– Мама тут же кинулась меня... спасать, – то ли с обидой, то ли с негодованием проговорила Эстер. – Приехала, все уладила и сказала, что, если я действительно хочу стать актрисой, надо учиться, надо сначала поступить в школу драматического искусства. Но я вовсе не стремилась стать актрисой и к этому времени уже поняла, что у меня ни на грош таланта. В общем... пришлось возвратиться домой.

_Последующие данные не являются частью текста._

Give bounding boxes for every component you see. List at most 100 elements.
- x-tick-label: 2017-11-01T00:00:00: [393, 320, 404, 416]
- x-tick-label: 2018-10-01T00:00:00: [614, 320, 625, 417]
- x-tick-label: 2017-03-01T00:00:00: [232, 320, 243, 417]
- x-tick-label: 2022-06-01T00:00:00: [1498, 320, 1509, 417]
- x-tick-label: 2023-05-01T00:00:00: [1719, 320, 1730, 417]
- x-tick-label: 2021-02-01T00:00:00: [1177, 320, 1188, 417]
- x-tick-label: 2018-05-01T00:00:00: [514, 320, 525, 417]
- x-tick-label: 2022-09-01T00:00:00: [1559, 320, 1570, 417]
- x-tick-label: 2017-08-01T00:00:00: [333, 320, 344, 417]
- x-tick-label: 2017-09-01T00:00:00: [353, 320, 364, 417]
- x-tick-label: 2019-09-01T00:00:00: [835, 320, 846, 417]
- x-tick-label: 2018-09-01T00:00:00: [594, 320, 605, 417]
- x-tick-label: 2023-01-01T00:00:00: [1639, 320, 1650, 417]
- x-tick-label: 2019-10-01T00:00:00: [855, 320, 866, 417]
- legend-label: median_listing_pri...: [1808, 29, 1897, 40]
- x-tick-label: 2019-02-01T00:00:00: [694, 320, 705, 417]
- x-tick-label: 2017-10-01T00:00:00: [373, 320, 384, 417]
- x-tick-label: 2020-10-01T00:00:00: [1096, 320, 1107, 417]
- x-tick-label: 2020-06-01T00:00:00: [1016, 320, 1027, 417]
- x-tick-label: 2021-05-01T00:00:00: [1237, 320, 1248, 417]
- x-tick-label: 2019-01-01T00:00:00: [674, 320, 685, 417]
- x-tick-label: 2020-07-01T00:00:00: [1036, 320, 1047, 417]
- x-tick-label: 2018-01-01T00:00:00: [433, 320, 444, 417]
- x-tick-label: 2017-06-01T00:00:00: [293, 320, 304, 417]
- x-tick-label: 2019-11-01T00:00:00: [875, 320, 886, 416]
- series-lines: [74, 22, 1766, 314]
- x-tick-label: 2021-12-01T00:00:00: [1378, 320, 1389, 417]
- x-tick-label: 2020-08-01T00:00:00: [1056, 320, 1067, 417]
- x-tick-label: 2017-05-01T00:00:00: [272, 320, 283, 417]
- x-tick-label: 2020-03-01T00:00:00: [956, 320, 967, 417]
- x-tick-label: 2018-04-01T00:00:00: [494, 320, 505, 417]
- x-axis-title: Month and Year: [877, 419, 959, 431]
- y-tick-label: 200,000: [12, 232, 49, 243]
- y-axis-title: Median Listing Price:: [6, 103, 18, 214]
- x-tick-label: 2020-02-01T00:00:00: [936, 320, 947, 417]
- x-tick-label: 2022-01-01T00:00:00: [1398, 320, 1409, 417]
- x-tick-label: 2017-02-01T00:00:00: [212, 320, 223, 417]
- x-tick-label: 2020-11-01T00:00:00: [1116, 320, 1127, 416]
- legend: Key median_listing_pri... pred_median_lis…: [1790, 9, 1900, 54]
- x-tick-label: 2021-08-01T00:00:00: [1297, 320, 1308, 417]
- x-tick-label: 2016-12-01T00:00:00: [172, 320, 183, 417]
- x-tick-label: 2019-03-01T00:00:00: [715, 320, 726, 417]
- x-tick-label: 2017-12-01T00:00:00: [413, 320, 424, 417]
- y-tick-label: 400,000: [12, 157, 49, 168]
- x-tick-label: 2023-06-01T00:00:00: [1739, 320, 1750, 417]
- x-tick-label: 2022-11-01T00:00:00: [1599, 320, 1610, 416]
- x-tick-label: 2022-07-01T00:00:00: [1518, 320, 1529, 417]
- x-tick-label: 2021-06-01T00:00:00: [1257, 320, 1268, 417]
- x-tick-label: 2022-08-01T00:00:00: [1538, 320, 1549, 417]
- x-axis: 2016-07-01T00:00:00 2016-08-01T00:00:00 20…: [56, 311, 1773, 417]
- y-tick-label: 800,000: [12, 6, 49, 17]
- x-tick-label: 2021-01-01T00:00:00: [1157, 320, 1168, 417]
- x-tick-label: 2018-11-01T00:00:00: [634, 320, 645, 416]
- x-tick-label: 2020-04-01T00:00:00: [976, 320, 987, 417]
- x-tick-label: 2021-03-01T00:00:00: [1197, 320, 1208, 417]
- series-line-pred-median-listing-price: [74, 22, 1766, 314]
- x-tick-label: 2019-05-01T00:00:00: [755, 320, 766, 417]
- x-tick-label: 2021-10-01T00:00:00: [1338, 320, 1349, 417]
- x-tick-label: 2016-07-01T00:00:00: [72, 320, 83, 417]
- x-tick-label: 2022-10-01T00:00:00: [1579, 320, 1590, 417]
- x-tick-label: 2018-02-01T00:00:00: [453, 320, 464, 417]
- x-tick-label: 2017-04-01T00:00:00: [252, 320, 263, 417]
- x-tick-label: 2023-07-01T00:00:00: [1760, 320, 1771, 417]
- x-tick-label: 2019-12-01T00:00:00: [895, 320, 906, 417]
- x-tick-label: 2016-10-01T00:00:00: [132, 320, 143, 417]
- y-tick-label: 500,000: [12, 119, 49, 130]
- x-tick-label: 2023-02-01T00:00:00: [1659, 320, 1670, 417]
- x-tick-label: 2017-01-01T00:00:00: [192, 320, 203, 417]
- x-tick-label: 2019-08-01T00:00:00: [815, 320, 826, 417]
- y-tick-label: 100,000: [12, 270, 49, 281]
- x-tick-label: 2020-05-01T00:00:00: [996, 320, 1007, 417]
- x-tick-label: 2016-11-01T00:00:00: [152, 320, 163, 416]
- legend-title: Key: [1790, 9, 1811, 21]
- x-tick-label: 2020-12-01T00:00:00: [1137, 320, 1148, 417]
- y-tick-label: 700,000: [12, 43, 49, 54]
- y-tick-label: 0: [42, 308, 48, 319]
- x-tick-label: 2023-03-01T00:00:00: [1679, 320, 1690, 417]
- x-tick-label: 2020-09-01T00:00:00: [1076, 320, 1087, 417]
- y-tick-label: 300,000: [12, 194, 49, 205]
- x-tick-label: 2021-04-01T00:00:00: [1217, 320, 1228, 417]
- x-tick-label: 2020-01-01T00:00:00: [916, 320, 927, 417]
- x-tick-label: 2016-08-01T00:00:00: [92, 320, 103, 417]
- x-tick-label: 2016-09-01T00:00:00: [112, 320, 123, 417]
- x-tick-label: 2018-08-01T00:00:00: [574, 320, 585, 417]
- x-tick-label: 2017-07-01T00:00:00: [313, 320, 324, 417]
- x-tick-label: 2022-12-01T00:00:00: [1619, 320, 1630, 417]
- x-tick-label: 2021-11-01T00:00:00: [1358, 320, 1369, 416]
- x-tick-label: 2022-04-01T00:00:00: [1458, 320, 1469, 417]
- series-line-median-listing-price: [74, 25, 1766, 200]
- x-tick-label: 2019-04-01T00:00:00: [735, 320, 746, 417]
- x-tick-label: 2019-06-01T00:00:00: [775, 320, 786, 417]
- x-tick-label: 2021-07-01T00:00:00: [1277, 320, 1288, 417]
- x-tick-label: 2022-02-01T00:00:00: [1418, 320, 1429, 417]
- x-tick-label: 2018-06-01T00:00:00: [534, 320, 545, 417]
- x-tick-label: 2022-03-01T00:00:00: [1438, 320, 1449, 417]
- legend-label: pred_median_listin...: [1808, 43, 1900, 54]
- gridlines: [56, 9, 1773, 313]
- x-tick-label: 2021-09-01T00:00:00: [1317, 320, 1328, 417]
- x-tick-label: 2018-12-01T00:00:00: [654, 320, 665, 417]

А что еще мне оставалось?
– Нашлись бы, наверно, и другие выходы. Но этот был самый легкий.
– О да, – с горечью подтвердила Эстер. – Ты так хорошо все понимаешь! Я ужасно слабохарактерная, настоящая размазня. Вечно выбираю что полегче. А если взбунтуюсь, обязательно выходит какая-то глупость или вообще ничего не получается.
– Ты очень не уверена в себе. Почему? – сочувственно спросил Филип.
– Может быть, потому, что я не родная, а приемная, – сказала Эстер. – Я узнала это только в пятнадцать лет. Про остальных-то я знала, а потом как-то спросила... оказывается, я тоже... На меня это подействовало просто ужасно. Словно земля из-под ног ушла.
– Ох, какая же ты мастерица все драматизировать, – покачал головой Филип.
– Она не была мне матерью! Она совершенно не понимала, что я чувствую. А просто относилась ко мне с добротой и терпением и планировала за меня мою жизнь. О, как же я ее ненавидела! Это отвратительно с моей стороны, я знаю, но я ее ненавидела.
– А знаешь, ведь очень многие девочки переживают такой период, когда они ненавидят своих матерей, – сказал ей Филип. – Так что в твоих чувствах не было ничего такого уж особенного.
– Я ненавидела ее за то, что она всегда была права. Когда человек всегда прав, это невыносимо. Рядом с ним начинаешь чувствовать себя все никудышнее и никудышнее. Филип, все это так ужасно! Что мне делать? Как быть?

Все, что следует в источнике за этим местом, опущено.